At AcceleRISE 2025, Leon Motmans of ASSA ABLOY shared tips for how to read a financial report with purpose and use numbers to influence smarter decisions.

“Have you ever looked at a financial report and thoughts, now what?” said Leon Motmans, ASSA ABLOY Opening Solutions’ vice president and chief financial officer, commercial segment, at the 2025 AcceleRISE conference.

In an insightful presentation, Motmans shared helpful tips on how young professionals—or anyone not used to analyzing financial numbers—can make sense of a financial report and use it to evaluate the financial health of a company and tell whether the organization is thriving or just surviving. These strategies can help security industry professionals make more informed decisions about companies they may want to work for or want to join.

There are lessons to be learned from companies that failed in years past, like Enron, which aggressively pursued complex financial engineering and hid its debt off balance sheet, going bankrupt in 2001 and losing $74 billion and over 20,000 jobs; Lehman Brothers’ “illusion of strength”  until its 2008 collapse and the company’s rewarding of aggressive growth over sustainable risk management; and BlackBerry’s financial focus on hardware profitability and underinvestment in software innovation, leading it to be leapfrogged by Apple and Android platforms. Motmans highlighted how Apple created operational value by locking in its supply chain early with strategic investments, using “financial insight … to support and enable operational advantage, not constrain it.”

Here’s a helpful breakdown of key basics and fundamentals of understanding financial reports:

  • The U.S. Generally Accepted Accounting Principles (GAAP) are an official set of rules and guidelines to prepare financial reports in the United States. They ensure consistency by making sure all companies report their finances the same way, and they promote transparency by providing clear and honest financial information.
  • There are a few key differences generally between private and public companies. Private companies are owned by a few individuals, whereas public ones are owned by the public. Private companies have no public stock, while public companies are traded on stock exchanges. Private companies have less regulation than public companies, which are highly regulated.

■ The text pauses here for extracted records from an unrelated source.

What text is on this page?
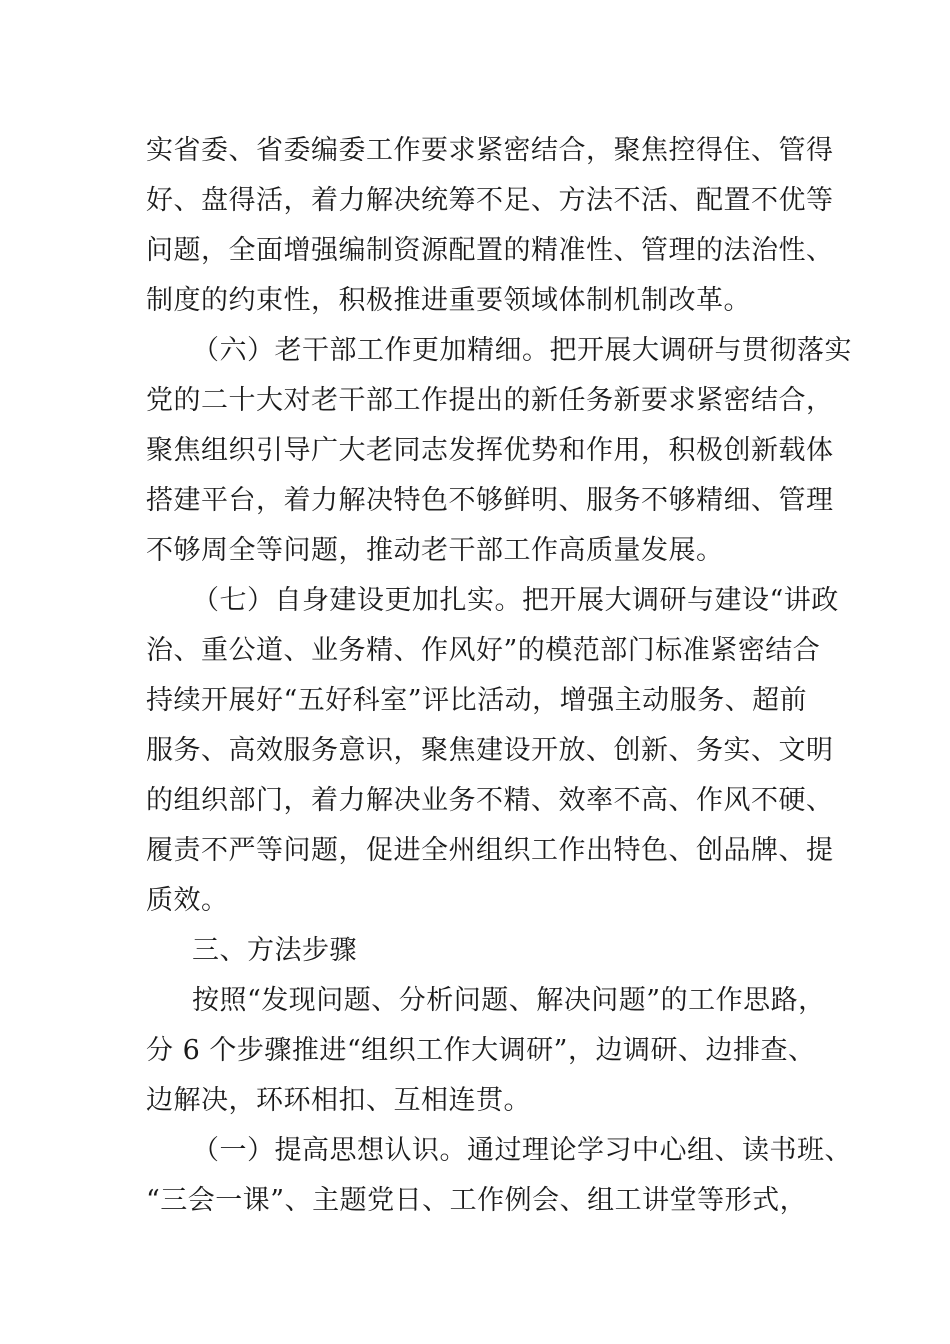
实省委、省委编委工作要求紧密结合，聚焦控得住、管得
好、盘得活，着力解决统筹不足、方法不活、配置不优等
问题，全面增强编制资源配置的精准性、管理的法治性、
制度的约束性，积极推进重要领域体制机制改革。

（六）老干部工作更加精细。把开展大调研与贯彻落实
党的二十大对老干部工作提出的新任务新要求紧密结合，
聚焦组织引导广大老同志发挥优势和作用，积极创新载体
搭建平台，着力解决特色不够鲜明、服务不够精细、管理
不够周全等问题，推动老干部工作高质量发展。

（七）自身建设更加扎实。把开展大调研与建设“讲政
治、重公道、业务精、作风好”的模范部门标准紧密结合
持续开展好“五好科室”评比活动，增强主动服务、超前
服务、高效服务意识，聚焦建设开放、创新、务实、文明
的组织部门，着力解决业务不精、效率不高、作风不硬、
履责不严等问题，促进全州组织工作出特色、创品牌、提
质效。

三、方法步骤

按照“发现问题、分析问题、解决问题”的工作思路，
分 6 个步骤推进“组织工作大调研”，边调研、边排查、
边解决，环环相扣、互相连贯。

（一）提高思想认识。通过理论学习中心组、读书班、
“三会一课”、主题党日、工作例会、组工讲堂等形式，
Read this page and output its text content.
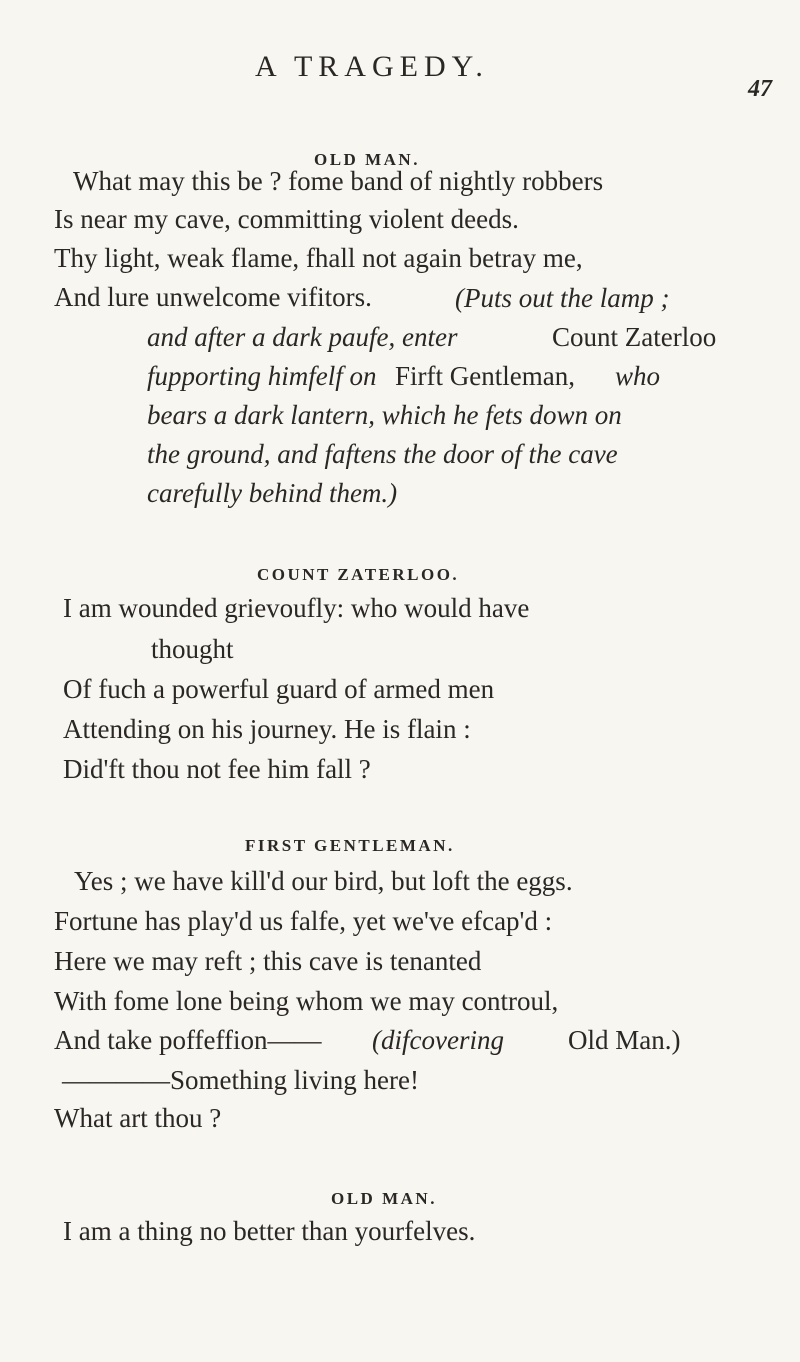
A TRAGEDY.
47
OLD MAN.
What may this be ? fome band of nightly robbers
Is near my cave, committing violent deeds.
Thy light, weak flame, fhall not again betray me,
And lure unwelcome vifitors.	(Puts out the lamp ;
and after a dark paufe, enter	Count Zaterloo
fupporting himfelf on Firft Gentleman, who
bears a dark lantern, which he fets down on
the ground, and faftens the door of the cave
carefully behind them.)
COUNT ZATERLOO.
I am wounded grievoufly: who would have
thought
Of fuch a powerful guard of armed men
Attending on his journey. He is flain :
Did'ft thou not fee him fall ?
FIRST GENTLEMAN.
Yes ; we have kill'd our bird, but loft the eggs.
Fortune has play'd us falfe, yet we've efcap'd :
Here we may reft ; this cave is tenanted
With fome lone being whom we may controul,
And take poffeffion—— (difcovering Old Man.)
————Something living here!
What art thou ?
OLD MAN.
I am a thing no better than yourfelves.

Motmans highlighted the “big three” of financial documents and what security professionals should know about each:

  • An income statement tells you how much a company made and spent over a specific period of time (e.g., a month, quarter or year). The top line indicates revenue, the middle indicates operating expenses and the bottom line equals net profit or loss.
  • A balance sheet shows everything a company owns and owes and the value left over for shareholders. This document is recorded at a moment in time, typically at the end of the year. Key elements of a balance sheet are:
    • Assets: Everything a company owns—typically shown in four sections, including current assets, investments, property and equipment and intangible assets
    • Liabilities: Everything a company owes—typically shown as current liabilities and long-term liabilities
    • Equity: The value left for shareholders and stockholders once assets and liabilities are accounted for (assets minus liability), or “what’s yours, free and clear”
  • A cash flow statement answers the question, “Is this company actually bringing in money?” Key elements of a cash flow statement are operating activities (day-to-day business), investing (equipment and acquisitions) and financing (loans, dividends and stock buybacks).

This “60-second toolkit” can help professionals make sense of financial documents:

  • Look at the three-year revenue trend—is it growing, stable or declining?
  • Check profit margins—are they healthy or squeezed?
  • Examine the debt level—is it manageable or concerning?
  • Verify the cash position—is it strong or weak?
  • Consider the industry context—is it growing, maturing or declining?

Motmans also shared “red flags” to watch out for when thinking about joining or working with a company:

  • Declining revenue while expenses stay flat
  • Profit margins shrinking consistently
  • Debt growing more quickly than revenue
  • Negative cash flow despite profits
  • Major changes in accounting methods

“Financial statements tell stories, not just numbers,” said Motmans. “Context matters—understand the industry [and] use [this] toolkit for client assessment and career decisions.”